Wenn also die Gutwilligen nicht nur in Privatgesprächen mit Freunden, sondern als Berater oder Gesprächspartner derer, die etwas zu entscheiden haben, ihre Vorschläge machen, dann stoßen sie auf eine Mischung auf Desinteresse und persönlicher Gier. Wichtig ist es aus russischer Sicht, das Thema so zu aufzuziehen, daß man die Budgets in die eigenen Taschen leiten kann. Wer letzteres nicht bieten kann, wird rausgedrängt. Das meine ich mit „vergraulen“. Und ich habe es auf allen Ebenen beobachtet.

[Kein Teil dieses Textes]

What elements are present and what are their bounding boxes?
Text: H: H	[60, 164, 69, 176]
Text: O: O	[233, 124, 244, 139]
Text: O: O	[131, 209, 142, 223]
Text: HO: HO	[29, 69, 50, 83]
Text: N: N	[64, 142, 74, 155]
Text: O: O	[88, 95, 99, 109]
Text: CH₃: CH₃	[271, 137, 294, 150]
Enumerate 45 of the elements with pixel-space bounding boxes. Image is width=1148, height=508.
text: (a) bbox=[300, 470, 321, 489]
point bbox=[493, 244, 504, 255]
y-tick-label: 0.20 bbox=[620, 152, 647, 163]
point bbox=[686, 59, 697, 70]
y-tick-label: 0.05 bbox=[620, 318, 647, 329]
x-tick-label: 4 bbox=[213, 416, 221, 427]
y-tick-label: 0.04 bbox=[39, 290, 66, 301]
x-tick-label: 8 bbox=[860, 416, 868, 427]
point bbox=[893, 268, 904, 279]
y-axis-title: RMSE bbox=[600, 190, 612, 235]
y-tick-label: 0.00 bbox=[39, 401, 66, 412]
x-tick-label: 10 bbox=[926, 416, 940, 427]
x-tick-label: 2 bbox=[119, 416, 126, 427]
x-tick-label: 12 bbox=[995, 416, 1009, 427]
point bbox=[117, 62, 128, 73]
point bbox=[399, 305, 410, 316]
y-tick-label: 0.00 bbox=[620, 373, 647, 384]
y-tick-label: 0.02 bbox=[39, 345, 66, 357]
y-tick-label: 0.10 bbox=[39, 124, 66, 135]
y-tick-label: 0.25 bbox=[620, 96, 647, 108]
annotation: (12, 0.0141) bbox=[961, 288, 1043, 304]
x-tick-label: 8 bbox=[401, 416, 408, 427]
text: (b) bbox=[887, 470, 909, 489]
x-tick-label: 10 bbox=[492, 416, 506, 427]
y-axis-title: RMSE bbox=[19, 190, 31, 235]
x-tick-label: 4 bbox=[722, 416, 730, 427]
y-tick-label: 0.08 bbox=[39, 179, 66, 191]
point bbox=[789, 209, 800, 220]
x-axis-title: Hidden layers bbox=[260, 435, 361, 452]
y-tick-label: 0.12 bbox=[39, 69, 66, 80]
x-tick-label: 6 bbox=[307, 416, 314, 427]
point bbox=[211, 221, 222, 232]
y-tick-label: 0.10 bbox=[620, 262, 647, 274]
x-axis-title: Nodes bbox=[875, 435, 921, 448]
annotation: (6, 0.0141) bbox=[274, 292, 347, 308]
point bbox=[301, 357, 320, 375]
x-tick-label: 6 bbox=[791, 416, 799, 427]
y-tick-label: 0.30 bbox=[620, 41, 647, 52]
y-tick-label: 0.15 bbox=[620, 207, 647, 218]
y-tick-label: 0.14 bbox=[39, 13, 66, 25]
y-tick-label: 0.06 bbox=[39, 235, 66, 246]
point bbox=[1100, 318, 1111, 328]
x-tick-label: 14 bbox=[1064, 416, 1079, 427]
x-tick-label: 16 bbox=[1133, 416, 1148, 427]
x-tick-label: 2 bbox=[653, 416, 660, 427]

Diese Erfahrung müssen immer wieder solche Menschen machen, die sich von der Doppelzüngigkeit des Westens abgestoßen fühlen. Aber sie lernen früher oder später, daß es in Rußland nicht viel besser aussieht. Nur kommt hier auch noch, in Sachen „polical engineering“ ein erschreckende Unprofessionalität hinzu. Russland hat es mit einem Gegner zu tun, der das Lobbying und die PR wenn vielleicht nicht gerade erfunden, dann doch wohl zumindest perfektioniert hat und dem die einflussreichsten Kommunikationskanäle der Welt zur Verfügung stehen.. Die russischen „Polit-Technologen“ jedoch denken nur an ihr eigenes Bankkonto und arbeiten mit Methoden, die wohl mal im Rußland der frühen Jelzin-Ära erfolgreich waren, aber im Westen einfach nicht ziehen.

Das ist, was mich frustriert. Daß es natürlich auch sympathische Russen gibt, ist davon nicht berührt.

Roma hat gesagt…

Sind hier nur estische Nazis? und auch andere Nazis, sie sich weder mit Politik noch mit sonstwas auskennen? Dass Esten gegen Russen sind - das ist keine Neuigkeit, da kannst du noch so lange einen Bären aufbinden, dass du dabei warst und beobachet hast. Mein Großvater war auch dabei als deiner versucht hat unschuldige Menschen zu töten. Glücklicherweise konnte er das verhindern. Estland wird wieder russisch sein! Das ist so gut wie geritzt. Freut euch noch ein bischen über euren Pseudo-Nationalismus. Ihr angel-sächsischen Sklaven.